International Personality Item Pool – Johnson (IPIP-J)

The IPIP-J was developed by John A. Jonson and was published in October 2000. It was designed to measure the Big Five Traits of personality in adults. During this time, progress in the theory around the FFM constructs had become incredibly slow as there was limited access of researchers to personality measures due to copyright and the pay-to-use nature of the tests which created a financial barrier for some (Maples et al., 2014).

In response to this need for research, Lewis Goldberg established an international collaborative effort to develop and work on a pool of free personality items. This was called the International Personality Item Pool. So far it’s had a great impact on the literature, with a revised 300 item IPIP version of the NEO developed in 1997. The IPIP-NEO was developed by changing an existing item pool and administering it to an adult community sample to develop 10 item scales for each of the 30 FFM facets. The tools are available on the website and require no permission for use.

Though the IPIP-NEO was comprehensive and freely available, it was prohibitive to researchers with time or budget constraints and could also be seen to result in participant fatigue especially when a battery of assessments was required (Maples et al, 2014; Johnson, 2014). Thus underlies the rationale for the IPIP-J. The development of the scales built on what was previously established with the IPIP-NEO.

Johnson describes developing the IPIP-J in three steps (Johnson, 2014). Firstly, the reliability application on SPSS was used on the IPIP-NEO to generate corrected item-total correlations for each of the 10 items in each facet scale. The item with the lowest item-total correlation was removed and the application run again until four items remained. Secondly, a rational-intuitive strategy was employed whereby Johnson examined the items for near duplicates, fidelity to the original NEO-PI-R and any reference to disability or anything that would cause legal issues when using the scale for personnel selection. Finally, computation of alphas for domain and facet scales was calculated separately by sex. A few scales didn’t reach the rule of thumb of 0.7, but all were at least 0.6 which is considered adequate for four item scales in the development stage of research.

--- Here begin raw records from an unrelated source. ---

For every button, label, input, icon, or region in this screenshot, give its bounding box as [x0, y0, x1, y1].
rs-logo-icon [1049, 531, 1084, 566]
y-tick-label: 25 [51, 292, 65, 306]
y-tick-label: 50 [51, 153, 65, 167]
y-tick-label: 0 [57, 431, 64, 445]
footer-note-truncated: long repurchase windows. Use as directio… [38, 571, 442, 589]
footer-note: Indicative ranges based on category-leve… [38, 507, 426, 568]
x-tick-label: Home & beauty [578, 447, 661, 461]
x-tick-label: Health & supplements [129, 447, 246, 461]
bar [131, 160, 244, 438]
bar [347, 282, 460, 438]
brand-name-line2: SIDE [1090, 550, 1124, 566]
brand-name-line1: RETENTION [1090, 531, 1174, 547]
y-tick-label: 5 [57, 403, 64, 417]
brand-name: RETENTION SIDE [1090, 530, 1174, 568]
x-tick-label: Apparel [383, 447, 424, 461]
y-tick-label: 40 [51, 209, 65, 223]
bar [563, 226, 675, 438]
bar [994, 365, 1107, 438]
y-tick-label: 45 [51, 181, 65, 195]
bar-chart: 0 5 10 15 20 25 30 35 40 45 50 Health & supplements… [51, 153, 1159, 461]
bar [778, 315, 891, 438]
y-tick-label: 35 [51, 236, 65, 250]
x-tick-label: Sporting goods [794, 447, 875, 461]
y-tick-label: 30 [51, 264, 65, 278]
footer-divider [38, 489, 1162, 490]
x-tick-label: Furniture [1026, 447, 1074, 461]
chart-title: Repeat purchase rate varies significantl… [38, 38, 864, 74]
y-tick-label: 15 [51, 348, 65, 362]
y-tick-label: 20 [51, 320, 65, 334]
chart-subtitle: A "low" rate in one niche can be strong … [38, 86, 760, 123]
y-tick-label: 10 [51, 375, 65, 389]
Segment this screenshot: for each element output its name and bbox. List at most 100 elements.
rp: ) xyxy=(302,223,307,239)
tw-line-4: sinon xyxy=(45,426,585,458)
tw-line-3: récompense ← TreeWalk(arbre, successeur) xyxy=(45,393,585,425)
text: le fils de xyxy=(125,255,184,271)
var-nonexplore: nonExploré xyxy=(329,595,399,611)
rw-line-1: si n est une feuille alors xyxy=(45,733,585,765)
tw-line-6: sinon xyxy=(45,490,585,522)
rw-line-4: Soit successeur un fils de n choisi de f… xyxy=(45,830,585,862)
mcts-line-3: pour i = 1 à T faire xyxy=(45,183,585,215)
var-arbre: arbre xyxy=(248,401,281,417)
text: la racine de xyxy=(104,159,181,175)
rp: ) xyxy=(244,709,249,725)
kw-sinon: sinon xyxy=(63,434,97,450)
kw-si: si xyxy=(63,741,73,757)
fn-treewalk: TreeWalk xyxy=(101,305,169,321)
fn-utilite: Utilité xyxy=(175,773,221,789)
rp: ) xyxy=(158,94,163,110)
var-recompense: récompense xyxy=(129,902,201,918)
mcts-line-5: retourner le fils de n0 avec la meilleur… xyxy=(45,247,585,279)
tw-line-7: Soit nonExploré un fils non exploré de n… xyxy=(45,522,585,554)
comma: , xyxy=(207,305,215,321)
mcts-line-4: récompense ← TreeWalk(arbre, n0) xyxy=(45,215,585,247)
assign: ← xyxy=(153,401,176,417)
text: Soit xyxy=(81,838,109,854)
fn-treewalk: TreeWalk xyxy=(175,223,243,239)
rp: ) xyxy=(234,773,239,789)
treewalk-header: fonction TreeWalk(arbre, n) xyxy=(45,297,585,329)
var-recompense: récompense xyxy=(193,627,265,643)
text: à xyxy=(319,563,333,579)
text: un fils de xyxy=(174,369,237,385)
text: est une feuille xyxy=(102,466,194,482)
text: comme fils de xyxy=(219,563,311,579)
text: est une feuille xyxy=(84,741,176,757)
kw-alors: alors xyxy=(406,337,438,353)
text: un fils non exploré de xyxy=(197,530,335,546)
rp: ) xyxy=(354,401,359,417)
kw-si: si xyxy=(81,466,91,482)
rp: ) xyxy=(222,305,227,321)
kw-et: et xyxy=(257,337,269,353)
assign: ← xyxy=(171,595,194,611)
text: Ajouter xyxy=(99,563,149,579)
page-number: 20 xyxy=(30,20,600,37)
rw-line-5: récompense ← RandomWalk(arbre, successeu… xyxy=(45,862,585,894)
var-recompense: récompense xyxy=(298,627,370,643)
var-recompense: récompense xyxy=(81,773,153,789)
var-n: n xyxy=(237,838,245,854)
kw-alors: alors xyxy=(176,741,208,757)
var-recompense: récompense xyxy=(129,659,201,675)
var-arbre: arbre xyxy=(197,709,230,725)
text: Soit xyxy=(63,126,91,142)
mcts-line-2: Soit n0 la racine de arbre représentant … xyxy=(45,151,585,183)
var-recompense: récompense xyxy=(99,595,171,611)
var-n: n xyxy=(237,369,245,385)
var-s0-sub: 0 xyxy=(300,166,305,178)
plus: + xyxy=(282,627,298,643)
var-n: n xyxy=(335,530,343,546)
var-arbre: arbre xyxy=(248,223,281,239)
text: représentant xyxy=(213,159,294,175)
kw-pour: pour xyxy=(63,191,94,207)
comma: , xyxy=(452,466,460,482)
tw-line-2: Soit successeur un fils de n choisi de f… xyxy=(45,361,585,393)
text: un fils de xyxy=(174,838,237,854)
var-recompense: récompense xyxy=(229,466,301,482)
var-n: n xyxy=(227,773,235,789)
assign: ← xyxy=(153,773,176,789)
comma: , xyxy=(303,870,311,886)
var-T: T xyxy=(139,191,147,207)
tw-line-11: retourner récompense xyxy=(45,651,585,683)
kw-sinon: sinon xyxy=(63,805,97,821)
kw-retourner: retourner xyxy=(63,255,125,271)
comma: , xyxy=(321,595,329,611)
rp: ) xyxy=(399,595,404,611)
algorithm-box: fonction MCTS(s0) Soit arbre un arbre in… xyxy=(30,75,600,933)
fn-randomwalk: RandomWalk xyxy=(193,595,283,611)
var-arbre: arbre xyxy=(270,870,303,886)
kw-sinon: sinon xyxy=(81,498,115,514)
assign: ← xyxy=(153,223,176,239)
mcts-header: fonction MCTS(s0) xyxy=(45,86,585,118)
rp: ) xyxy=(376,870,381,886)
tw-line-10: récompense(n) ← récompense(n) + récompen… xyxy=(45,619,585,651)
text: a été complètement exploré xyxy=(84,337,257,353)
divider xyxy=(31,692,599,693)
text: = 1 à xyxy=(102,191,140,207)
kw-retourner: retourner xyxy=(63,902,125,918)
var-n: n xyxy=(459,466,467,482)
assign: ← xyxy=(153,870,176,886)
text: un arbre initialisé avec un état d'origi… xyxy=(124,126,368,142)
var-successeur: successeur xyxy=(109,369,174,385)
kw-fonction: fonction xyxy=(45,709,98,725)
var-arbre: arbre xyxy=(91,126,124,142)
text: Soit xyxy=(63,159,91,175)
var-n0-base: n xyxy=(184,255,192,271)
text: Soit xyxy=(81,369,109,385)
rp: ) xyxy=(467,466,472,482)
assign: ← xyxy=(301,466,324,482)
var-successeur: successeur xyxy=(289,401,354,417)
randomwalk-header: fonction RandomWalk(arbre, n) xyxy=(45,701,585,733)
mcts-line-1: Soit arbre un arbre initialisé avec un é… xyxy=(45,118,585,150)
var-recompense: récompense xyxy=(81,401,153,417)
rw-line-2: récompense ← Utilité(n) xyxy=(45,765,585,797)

The scale was developed using an online sample of 21,588 adults and the author did not say where most of their respondents were from (Johnson, 2014).  Scores on the facets of the IPIP-J showed reasonably good internal consistency with α= 0.68 (Maples et al., 2014). The IPIP-J was also tested against the IPIP-NEO for correlations with the NEO- PI-R. Convergence with the NEO-PI-R was reasonably good with r= 0.66 (Maples et al., 2014).

So far the IPIP-J has been used in research to investigate an array of different areas such as collaborative task performance, personnel selection and psychopathic personality traits (Maples et al., 2014). The IPIP-J provides a time efficient way to administer personality assessment in a way that is open to all researchers. Sharing within the IPIP has resulted in advances in the field as many have participated and began to create common understanding. Perhaps one possible limitation with such a short inventory is that if one item is answered untruthfully for any reason, it would have a much greater impact on the data for that facet than a more comprehensive scale. Use of other measures to triangulate data could be a helpful suggestion to ensure robust collection of information.

References

Johnson, J. A. (2014). Measuring thirty facets of the Five Factor Model with a 120-item public domain inventory: Development of the IPIP-NEO-120. Journal of Research in Personality51, 78-89.

Maples, J. L., Guan, L., Carter, N. T., & Miller, J. D. (2014). A test of the International Personality Item Pool representation of the Revised NEO Personality Inventory and development of a 120-item IPIP-based measure of the five-factor model. Psychological assessment26(4), 1070.